The greatest service heroes can provide, after becoming heroes in the first place, is failing. A perfect standard is inimitable. We need heroes to astound us so we know that great things are attainable, but we also need them to disappoint us so we understand that no one is perfect, and that our demigods can be as thwarted as anyone else. In 1922, Babe Ruth was thwarted for an entire year. His solution was to lash out. It didn’t work. He was less than admirable that season, and while he still comes down to us as an all-American hero, he paid a high price for that year in his lifetime.

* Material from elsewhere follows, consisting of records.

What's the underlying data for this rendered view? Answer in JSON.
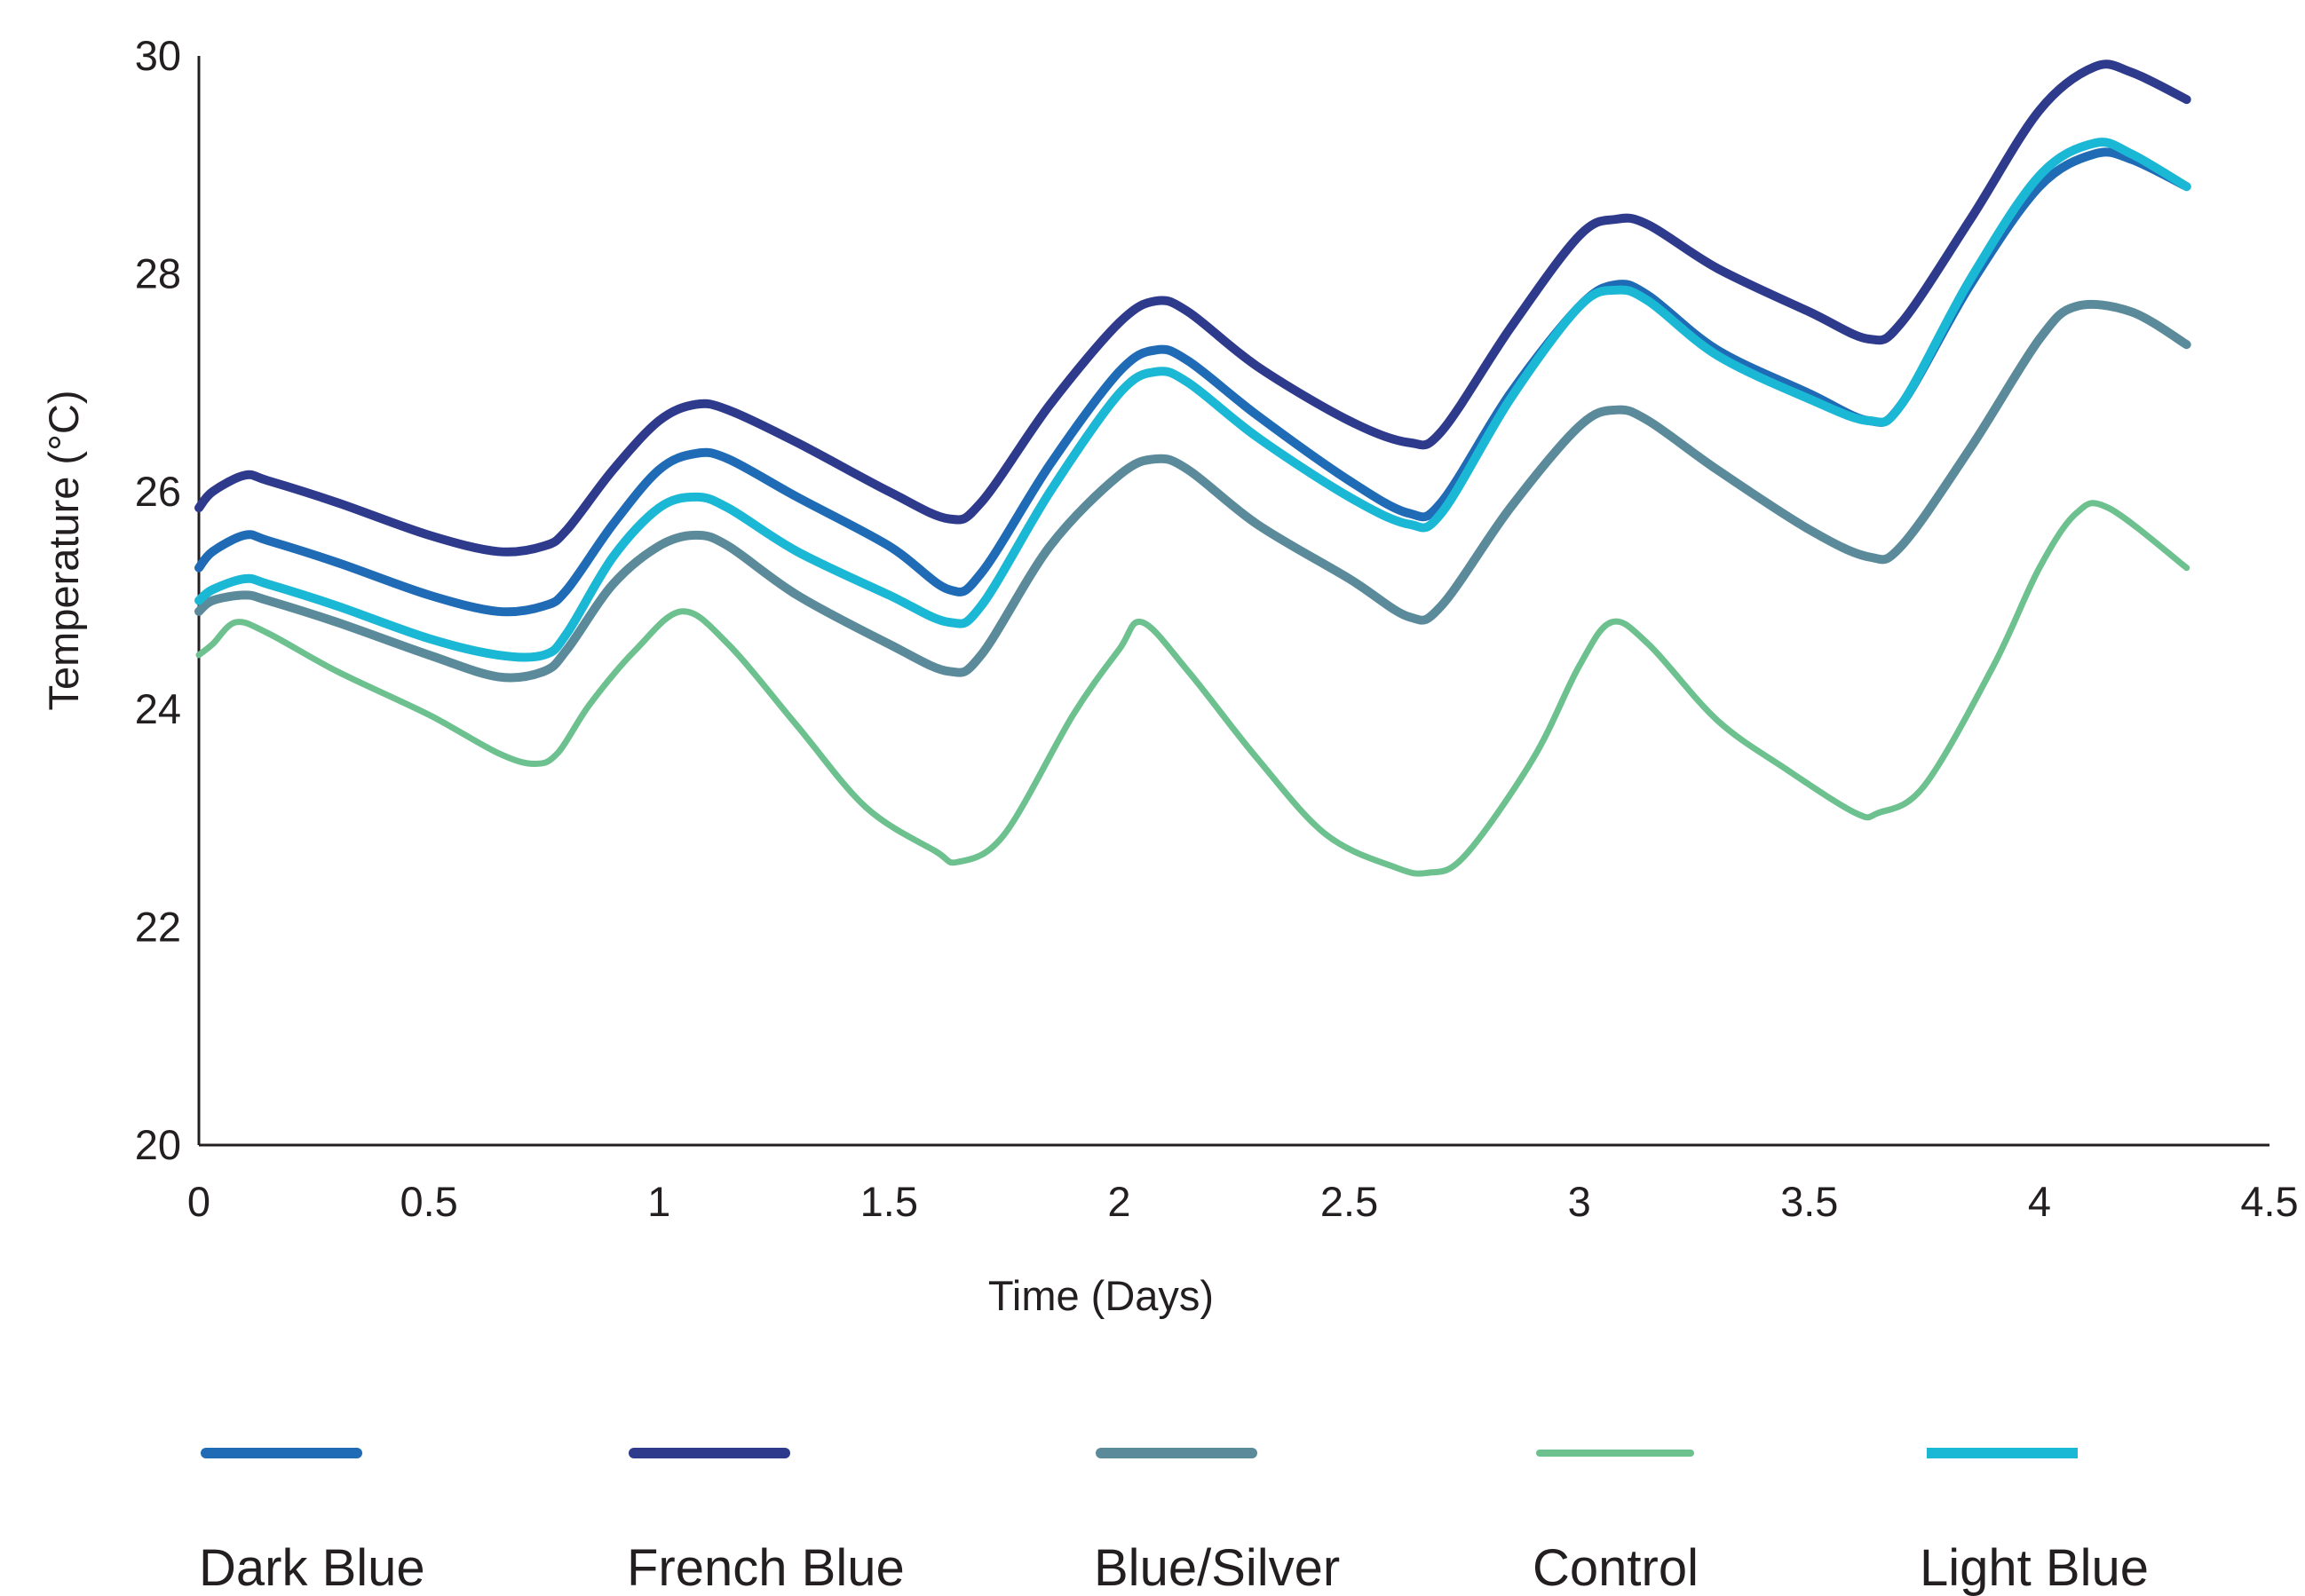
{
  "chart_data": {
    "type": "line",
    "title": "",
    "xlabel": "Time (Days)",
    "ylabel": "Temperature (°C)",
    "xlim": [
      0,
      4.5
    ],
    "ylim": [
      20,
      30
    ],
    "x_ticks": [
      "0",
      "0.5",
      "1",
      "1.5",
      "2",
      "2.5",
      "3",
      "3.5",
      "4",
      "4.5"
    ],
    "y_ticks": [
      "20",
      "22",
      "24",
      "26",
      "28",
      "30"
    ],
    "grid": false,
    "legend_position": "bottom",
    "series": [
      {
        "name": "Dark Blue",
        "color": "#1f6bb5",
        "x": [
          0,
          0.03,
          0.1,
          0.15,
          0.3,
          0.5,
          0.65,
          0.75,
          0.8,
          0.9,
          1.0,
          1.08,
          1.15,
          1.3,
          1.5,
          1.63,
          1.7,
          1.85,
          2.0,
          2.08,
          2.15,
          2.3,
          2.5,
          2.63,
          2.7,
          2.85,
          3.0,
          3.08,
          3.15,
          3.3,
          3.5,
          3.63,
          3.7,
          3.85,
          4.0,
          4.12,
          4.2,
          4.32
        ],
        "y": [
          25.3,
          25.45,
          25.6,
          25.55,
          25.35,
          25.05,
          24.9,
          24.95,
          25.1,
          25.7,
          26.2,
          26.35,
          26.3,
          25.95,
          25.5,
          25.1,
          25.25,
          26.25,
          27.1,
          27.3,
          27.2,
          26.7,
          26.1,
          25.8,
          25.9,
          26.9,
          27.7,
          27.9,
          27.8,
          27.3,
          26.9,
          26.65,
          26.8,
          27.9,
          28.8,
          29.1,
          29.05,
          28.8
        ]
      },
      {
        "name": "French Blue",
        "color": "#2e3a8c",
        "x": [
          0,
          0.03,
          0.1,
          0.15,
          0.3,
          0.5,
          0.65,
          0.75,
          0.8,
          0.9,
          1.0,
          1.08,
          1.15,
          1.3,
          1.5,
          1.63,
          1.7,
          1.85,
          2.0,
          2.08,
          2.15,
          2.3,
          2.5,
          2.63,
          2.7,
          2.85,
          3.0,
          3.08,
          3.15,
          3.3,
          3.5,
          3.63,
          3.7,
          3.85,
          4.0,
          4.12,
          4.2,
          4.32
        ],
        "y": [
          25.85,
          26.0,
          26.15,
          26.1,
          25.9,
          25.6,
          25.45,
          25.5,
          25.65,
          26.2,
          26.65,
          26.8,
          26.75,
          26.45,
          26.0,
          25.75,
          25.9,
          26.8,
          27.55,
          27.75,
          27.65,
          27.15,
          26.65,
          26.45,
          26.55,
          27.5,
          28.35,
          28.5,
          28.45,
          28.05,
          27.65,
          27.4,
          27.55,
          28.5,
          29.5,
          29.9,
          29.85,
          29.6
        ]
      },
      {
        "name": "Blue/Silver",
        "color": "#5b8a9a",
        "x": [
          0,
          0.03,
          0.1,
          0.15,
          0.3,
          0.5,
          0.65,
          0.75,
          0.8,
          0.9,
          1.0,
          1.08,
          1.15,
          1.3,
          1.5,
          1.63,
          1.7,
          1.85,
          2.0,
          2.08,
          2.15,
          2.3,
          2.5,
          2.63,
          2.7,
          2.85,
          3.0,
          3.08,
          3.15,
          3.3,
          3.5,
          3.63,
          3.7,
          3.85,
          4.0,
          4.08,
          4.2,
          4.32
        ],
        "y": [
          24.9,
          25.0,
          25.05,
          25.0,
          24.8,
          24.5,
          24.3,
          24.35,
          24.55,
          25.15,
          25.5,
          25.6,
          25.5,
          25.05,
          24.6,
          24.35,
          24.5,
          25.5,
          26.15,
          26.3,
          26.2,
          25.7,
          25.2,
          24.85,
          24.95,
          25.85,
          26.6,
          26.75,
          26.65,
          26.2,
          25.65,
          25.4,
          25.5,
          26.4,
          27.4,
          27.7,
          27.65,
          27.35
        ]
      },
      {
        "name": "Control",
        "color": "#6dc18f",
        "x": [
          0,
          0.03,
          0.08,
          0.15,
          0.3,
          0.5,
          0.65,
          0.73,
          0.78,
          0.85,
          0.95,
          1.05,
          1.15,
          1.3,
          1.45,
          1.6,
          1.65,
          1.75,
          1.9,
          2.0,
          2.05,
          2.15,
          2.3,
          2.45,
          2.6,
          2.67,
          2.75,
          2.9,
          3.0,
          3.07,
          3.15,
          3.3,
          3.45,
          3.6,
          3.65,
          3.75,
          3.9,
          4.0,
          4.08,
          4.15,
          4.32
        ],
        "y": [
          24.5,
          24.6,
          24.8,
          24.7,
          24.35,
          23.95,
          23.6,
          23.5,
          23.6,
          24.05,
          24.55,
          24.9,
          24.6,
          23.85,
          23.1,
          22.7,
          22.6,
          22.85,
          23.95,
          24.55,
          24.8,
          24.35,
          23.55,
          22.85,
          22.55,
          22.5,
          22.65,
          23.55,
          24.4,
          24.8,
          24.6,
          23.9,
          23.45,
          23.05,
          23.05,
          23.3,
          24.4,
          25.3,
          25.8,
          25.85,
          25.3
        ]
      },
      {
        "name": "Light Blue",
        "color": "#1bb8d6",
        "x": [
          0,
          0.03,
          0.1,
          0.15,
          0.3,
          0.5,
          0.65,
          0.75,
          0.8,
          0.9,
          1.0,
          1.08,
          1.15,
          1.3,
          1.5,
          1.63,
          1.7,
          1.85,
          2.0,
          2.08,
          2.15,
          2.3,
          2.5,
          2.63,
          2.7,
          2.85,
          3.0,
          3.08,
          3.15,
          3.3,
          3.5,
          3.63,
          3.7,
          3.85,
          4.0,
          4.12,
          4.2,
          4.32
        ],
        "y": [
          25.0,
          25.1,
          25.2,
          25.15,
          24.95,
          24.65,
          24.5,
          24.5,
          24.7,
          25.4,
          25.85,
          25.95,
          25.85,
          25.45,
          25.05,
          24.8,
          24.95,
          26.0,
          26.9,
          27.1,
          27.0,
          26.5,
          25.95,
          25.7,
          25.8,
          26.85,
          27.7,
          27.85,
          27.75,
          27.25,
          26.85,
          26.65,
          26.8,
          27.95,
          28.9,
          29.2,
          29.1,
          28.8
        ]
      }
    ]
  }
}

The events that brought Ruth to 1922 should be taught in every school: He was born in Baltimore in 1895 to parents who couldn’t, or wouldn’t, control his petty thievery and repeat truancy; they were cold enough to have their son legally declared “incorrigible or vicious” at the age of seven, and gave him up to St. Mary’s Industrial School, where he largely remained until he was 19. The Xaverian Brothers who ran the school taught him sewing and baseball, and he turned out to be very good at the more lucrative of the two trades. Signed as a pitcher by the Baltimore Orioles of the International League, Ruth was quickly purchased by the Boston Red Sox. Though great on the mound, he hit his way into the outfield and immediately became the game’s preeminent slugger, topping himself every year: a league-leading 11 home runs in 1918; then 29 in 1919.

That winter, he was sold to the New York Yankees by Red Sox owner Harry Frazee, and with the arrival of the lively ball Ruth set hitting records of which no one had ever dreamed. His .376/.532/.847 with 54 home runs in 1920 is still on the short list of greatest offensive performances in history; those 54 homers were more than any other team in the league hit. Ruth was almost as good the next year, when he hit 59 home runs. The Yankees won their first pennant that season, although they were beaten in the World Series by their Polo Grounds landlords, the New York Giants. It wasn’t necessarily reasonable, but still greater feats were projected for 1922.